Recounting being gang-raped in 1986 at the age of 17, Despentes explains how she has processed the experience since, and how society demeans and silences women who are the victim of sexual assaults. She notes that "post-rape, the acceptable response is to turn the violence inwards, onto yourself" (p. 45) and describes rape as "civil war, a political organization through which one gender declares to the other, I have complete power over you" (p. 47). She also discusses rape fantasies, suggesting that these are the result of a "specific cultural system" that primes women to connect their oppressed position within society to their sexuality. (p. 48-49).
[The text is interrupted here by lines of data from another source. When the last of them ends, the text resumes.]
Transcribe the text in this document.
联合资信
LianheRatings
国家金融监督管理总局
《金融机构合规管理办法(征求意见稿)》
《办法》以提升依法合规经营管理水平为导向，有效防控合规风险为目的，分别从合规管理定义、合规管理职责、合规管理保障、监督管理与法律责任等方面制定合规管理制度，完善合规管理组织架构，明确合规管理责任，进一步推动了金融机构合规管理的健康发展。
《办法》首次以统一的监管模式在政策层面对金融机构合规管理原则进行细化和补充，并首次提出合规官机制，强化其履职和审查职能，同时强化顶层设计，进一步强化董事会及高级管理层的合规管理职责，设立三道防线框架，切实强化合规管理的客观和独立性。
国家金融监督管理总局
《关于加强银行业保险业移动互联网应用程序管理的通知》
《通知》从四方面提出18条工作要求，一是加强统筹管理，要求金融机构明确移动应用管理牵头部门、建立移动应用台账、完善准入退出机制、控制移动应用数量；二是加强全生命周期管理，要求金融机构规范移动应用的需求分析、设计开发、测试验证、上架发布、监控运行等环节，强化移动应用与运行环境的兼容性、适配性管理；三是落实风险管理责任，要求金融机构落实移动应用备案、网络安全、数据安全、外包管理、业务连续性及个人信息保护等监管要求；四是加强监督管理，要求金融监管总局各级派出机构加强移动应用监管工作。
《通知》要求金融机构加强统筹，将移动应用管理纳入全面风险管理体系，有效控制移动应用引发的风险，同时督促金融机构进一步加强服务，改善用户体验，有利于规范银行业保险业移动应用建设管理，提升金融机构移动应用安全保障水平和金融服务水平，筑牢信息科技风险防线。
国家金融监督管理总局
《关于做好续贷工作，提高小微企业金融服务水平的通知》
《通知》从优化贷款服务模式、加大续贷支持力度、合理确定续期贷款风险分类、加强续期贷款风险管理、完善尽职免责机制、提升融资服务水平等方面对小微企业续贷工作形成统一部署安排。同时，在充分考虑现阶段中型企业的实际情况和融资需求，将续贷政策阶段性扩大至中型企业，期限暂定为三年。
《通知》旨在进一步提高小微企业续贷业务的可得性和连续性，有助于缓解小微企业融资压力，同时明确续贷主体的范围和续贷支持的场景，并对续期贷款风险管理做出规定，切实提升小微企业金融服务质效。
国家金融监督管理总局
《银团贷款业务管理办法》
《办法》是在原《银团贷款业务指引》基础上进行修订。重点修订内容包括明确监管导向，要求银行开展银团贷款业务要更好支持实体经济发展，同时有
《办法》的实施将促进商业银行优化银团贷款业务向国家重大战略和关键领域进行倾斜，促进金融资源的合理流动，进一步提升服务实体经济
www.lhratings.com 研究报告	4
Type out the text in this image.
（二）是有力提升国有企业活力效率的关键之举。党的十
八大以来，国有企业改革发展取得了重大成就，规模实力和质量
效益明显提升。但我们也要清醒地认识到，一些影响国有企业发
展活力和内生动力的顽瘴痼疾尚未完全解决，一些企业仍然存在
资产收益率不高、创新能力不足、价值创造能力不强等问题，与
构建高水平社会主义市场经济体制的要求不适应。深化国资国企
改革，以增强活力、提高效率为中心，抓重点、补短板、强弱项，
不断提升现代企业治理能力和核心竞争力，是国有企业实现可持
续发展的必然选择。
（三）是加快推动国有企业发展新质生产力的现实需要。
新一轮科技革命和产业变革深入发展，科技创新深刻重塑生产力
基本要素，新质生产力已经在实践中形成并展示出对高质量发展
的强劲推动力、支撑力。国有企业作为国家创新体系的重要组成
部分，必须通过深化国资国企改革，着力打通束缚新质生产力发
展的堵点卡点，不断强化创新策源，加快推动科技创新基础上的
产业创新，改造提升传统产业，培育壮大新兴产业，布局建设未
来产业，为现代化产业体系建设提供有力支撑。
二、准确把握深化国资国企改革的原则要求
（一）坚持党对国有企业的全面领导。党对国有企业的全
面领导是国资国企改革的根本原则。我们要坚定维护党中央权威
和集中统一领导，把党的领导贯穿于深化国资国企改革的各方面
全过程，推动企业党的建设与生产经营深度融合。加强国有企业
=== Sleeping With The Enemy ===

Despentes discusses her time as a sex worker, in which she initially found clients through Minitel, a French predecessor to the internet . She says one of the things she found most difficult about the job was the "loneliness, sadness [and] fragility" of her clients (p. 61). She contrasts sex work with heterosexual relationships, noting that the former is demonized in order to "put across the idea that no woman may profit from her sexual services outside marriage (p.74) while the latter leads to more death through domestic violence. "Women who are fucked for free must continue to be told that they made the only possible choice, otherwise how can they be kept under control?" (p. 80)

=== Porno Witches ===

Pornography "hits the blind corner of reason," says Despentes, directly addressing our "primitive fantasies" and so giving the material an "almost mystical dimension" (p. 85). She discusses how censorship has shaped pornography over the years and addresses the arguments of those opposed to pornography, asking "who is in fact the victim?" (p. 93), the actors and actresses or the hypnotized audience. She notes that pornography is a "male prerogative" that only values female desire as it occurs "via the male gaze"; turning female orgasms against women "by making us feel like failures if we don't climax" (p. 96). "In the end," writes Despentes, "we are all enslaved, our sexualities confiscated, policed, normalized." (p. 101).

=== King Kong Girl ===

Despentes expands on her metaphor of the "King Kong" girl and her desire to escape the confines of femininity. She notes how critical reactions to her novel Baise-moi focused on her gender and perceived character instead of the content of her writing. "For a man, not loving women is an attitude," she notes. "For a woman, not loving men is pathological." (p. 112) Towards the end of the essay she notes: "I have come to the conclusion that femininity is the same as bootlicking. The art of servility." (p. 120)

=== Bye, Girls (Epilogue) ===

Despentes considers whether or not she would want to be a man ("I am better than that. I don't give a damn about penises," p. 132) and whether men even love women at all ("Men love other men," she declares. "They fuck each other via women," p. 133). She outlines her own ideal feminist revolution, which liberates both men and women from the current "system of forced masquerade" (p. 135), and concludes by describing feminism as "a collective adventure, for women, men, and everyone else" (p. 137).